Gegi suggests "mindfulness practices," and for teacher to "establish restorative conflict resolution practices." Teachers are advised to "notice and change the language [they] use," and to alter their speech to be "gender-inclusive." It is important, Gegi notes, to "Practice using gender-neutral pronouns before you have a student who has genderneutral personal pronouns."

Why? Because "A growing number of younger transgender people have gender-neutral personal pronouns, most likely singular they/them... which reflects a nonbinary understanding of one's gender: as neither neatly man or woman, boy or girl. If you have not already encountered a nonbinary student in your school, you will."

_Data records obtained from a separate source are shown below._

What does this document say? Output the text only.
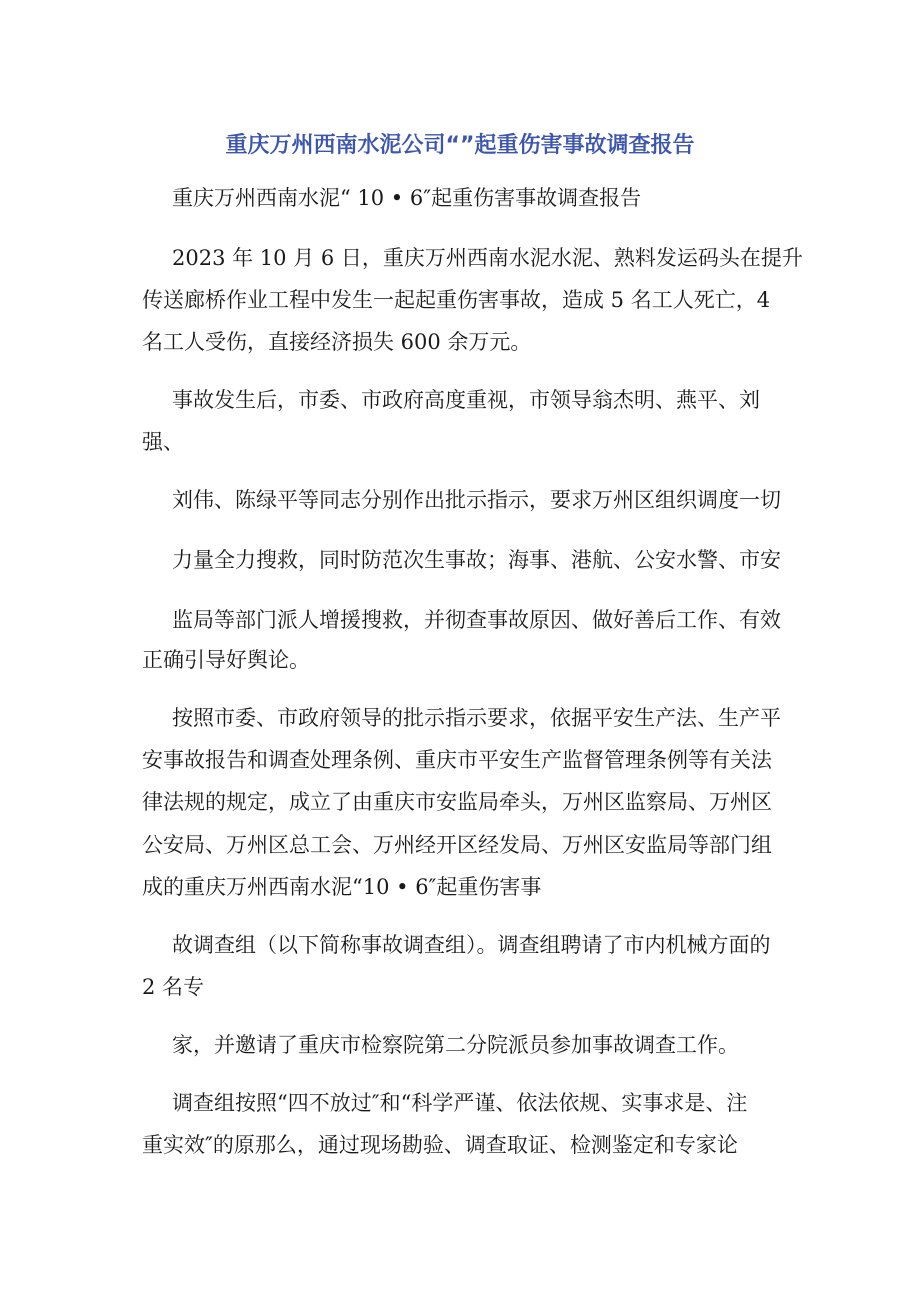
重庆万州西南水泥公司“”起重伤害事故调查报告
重庆万州西南水泥“ 10 • 6″起重伤害事故调查报告
2023 年 10 月 6 日，重庆万州西南水泥水泥、熟料发运码头在提升
传送廊桥作业工程中发生一起起重伤害事故，造成 5 名工人死亡，4
名工人受伤，直接经济损失 600 余万元。
事故发生后，市委、市政府高度重视，市领导翁杰明、燕平、刘
强、
刘伟、陈绿平等同志分别作出批示指示，要求万州区组织调度一切
力量全力搜救，同时防范次生事故；海事、港航、公安水警、市安
监局等部门派人增援搜救，并彻查事故原因、做好善后工作、有效
正确引导好舆论。
按照市委、市政府领导的批示指示要求，依据平安生产法、生产平
安事故报告和调查处理条例、重庆市平安生产监督管理条例等有关法
律法规的规定，成立了由重庆市安监局牵头，万州区监察局、万州区
公安局、万州区总工会、万州经开区经发局、万州区安监局等部门组
成的重庆万州西南水泥“10 • 6″起重伤害事
故调查组（以下简称事故调查组）。调查组聘请了市内机械方面的
2 名专
家，并邀请了重庆市检察院第二分院派员参加事故调查工作。
调查组按照“四不放过″和“科学严谨、依法依规、实事求是、注
重实效″的原那么，通过现场勘验、调查取证、检测鉴定和专家论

This program bears similarities to Teen Talk, which is also funded by the Trudeau government that undertakes to teach children how to know they are trans and advocate for divergent gender identity.

Teen Talk teaches that "There are more than two genders," and that what we know as biological sex, as in the existence of male and female reproductive systems, is simply "gender assignment" that is "based on an assumption that someone's genitals match their gender."

Gegi is partially funded by the Trudeau government's Social Sciences and Humanities Research Council.